Ten Basic Blunders: If you’re constantly over analyzing, trying to overdo things, your biggest problem is you.

That’s great to network. You going out to Paper Source or going to the boot camps. Those are great things to do, but just be prepared.

You’re going to make some blunders. Don’t be afraid to take action because you’re afraid to fail. Everybody fails. I fail every day but that does not stop me from going out and continuing to work to better myself, to get better at what I do. You may think I’m the best at what I do, I don’t think I’m the best at what I do. I think I’m good but I’m constantly honing myself. I’m constantly trying to tweak what we’re doing to make things better.

A comment says, “MailChimp is good for less than 2,000 subscribers. More than that, you need to find something else.”

You need to pay for it. MailChimp is free for 2,000 or less. MailChimp is fine. It works. Hundreds of thousand people use MailChimp. I don’t think AWeber is good. I think Constant Contact or iContact are horrible. MailChimp is good. MailChimp is pretty damn good for just an email service provider. I have seen way too many people that send out via MailChimp that have much bigger databases than you do who are doing a good job of it. If you’re trying to do everything cheap and free, I’m sorry, this is the wrong business for you. “I’m going to go with the cheapest. I’m going to go to the cheapest email. I’m going to go the cheapest BPO company.” You know what you’re going to get?

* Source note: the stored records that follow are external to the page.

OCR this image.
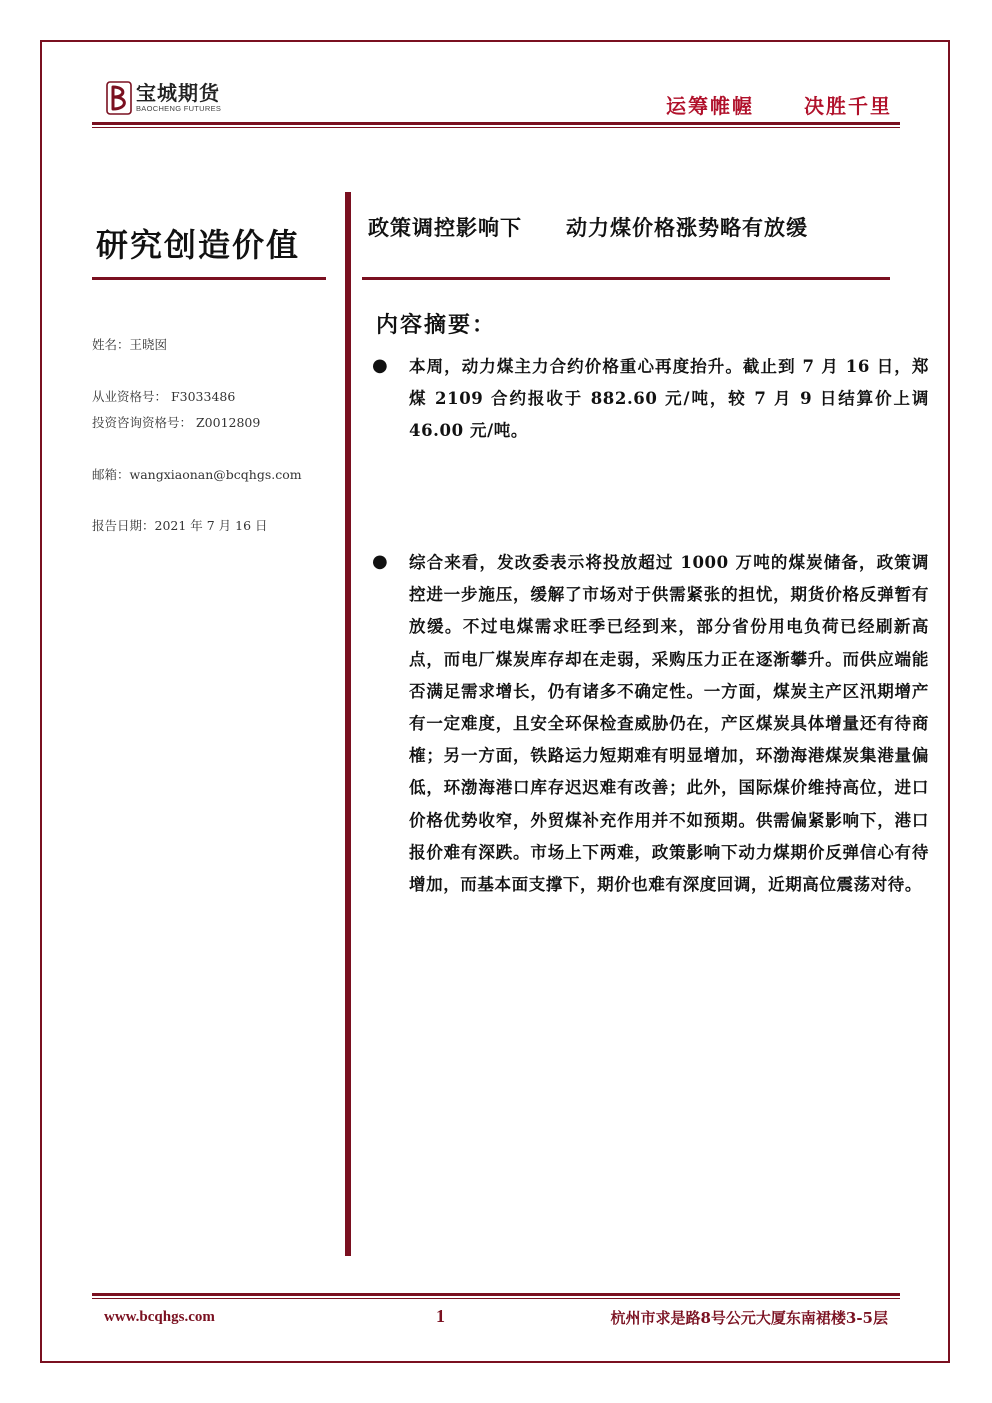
宝城期货
BAOCHENG FUTURES	运筹帷幄	决胜千里
研究创造价值
姓名：王晓囡
从业资格号： F3033486
投资咨询资格号： Z0012809
邮箱：wangxiaonan@bcqhgs.com
报告日期：2021 年 7 月 16 日
政策调控影响下 动力煤价格涨势略有放缓
内容摘要：
● 本周，动力煤主力合约价格重心再度抬升。截止到 7 月 16 日，郑煤 2109 合约报收于 882.60 元/吨，较 7 月 9 日结算价上调 46.00 元/吨。
● 综合来看，发改委表示将投放超过 1000 万吨的煤炭储备，政策调控进一步施压，缓解了市场对于供需紧张的担忧，期货价格反弹暂有放缓。不过电煤需求旺季已经到来，部分省份用电负荷已经刷新高点，而电厂煤炭库存却在走弱，采购压力正在逐渐攀升。而供应端能否满足需求增长，仍有诸多不确定性。一方面，煤炭主产区汛期增产有一定难度，且安全环保检查威胁仍在，产区煤炭具体增量还有待商榷；另一方面，铁路运力短期难有明显增加，环渤海港煤炭集港量偏低，环渤海港口库存迟迟难有改善；此外，国际煤价维持高位，进口价格优势收窄，外贸煤补充作用并不如预期。供需偏紧影响下，港口报价难有深跌。市场上下两难，政策影响下动力煤期价反弹信心有待增加，而基本面支撑下，期价也难有深度回调，近期高位震荡对待。
www.bcqhgs.com	1	杭州市求是路8号公元大厦东南裙楼3-5层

You’re going to end up with cheap returns. Your biggest problem is that you’re constantly being cheap or trying to nickel and dime everything. Your biggest problem in your business is you.

That’s same for quite a few people out there. If you’re constantly over analyzing, trying to overdo things, your biggest problem is you. It’s not me. It’s not your investors. It’s you. Sometimes you just got to focus and roll with it. Every deal’s not going to be perfect. Sometimes you have to roll with the punches and move things out. If you’re going to do something free, go do something else. If you want to be free, go do something else. Honestly, if you want something free, go do something else except the note. Don’t waste my time. Don’t waste anybody else’s time out there. If you’re always worried about free, then you can continue to be broke, have a broke mindset. You can just sit there under your REOs or your REI clubs and just sit there with the people that aren’t doing anything in the back of the room. I don’t care.

Hopefully, all is doing well. Go out and make something happen. We look forward to seeing you all at the top at some point. Have a great day. Thanks for joining us on Note Night in America. If it’s your first time, don’t hold it out against me. See you all at the top.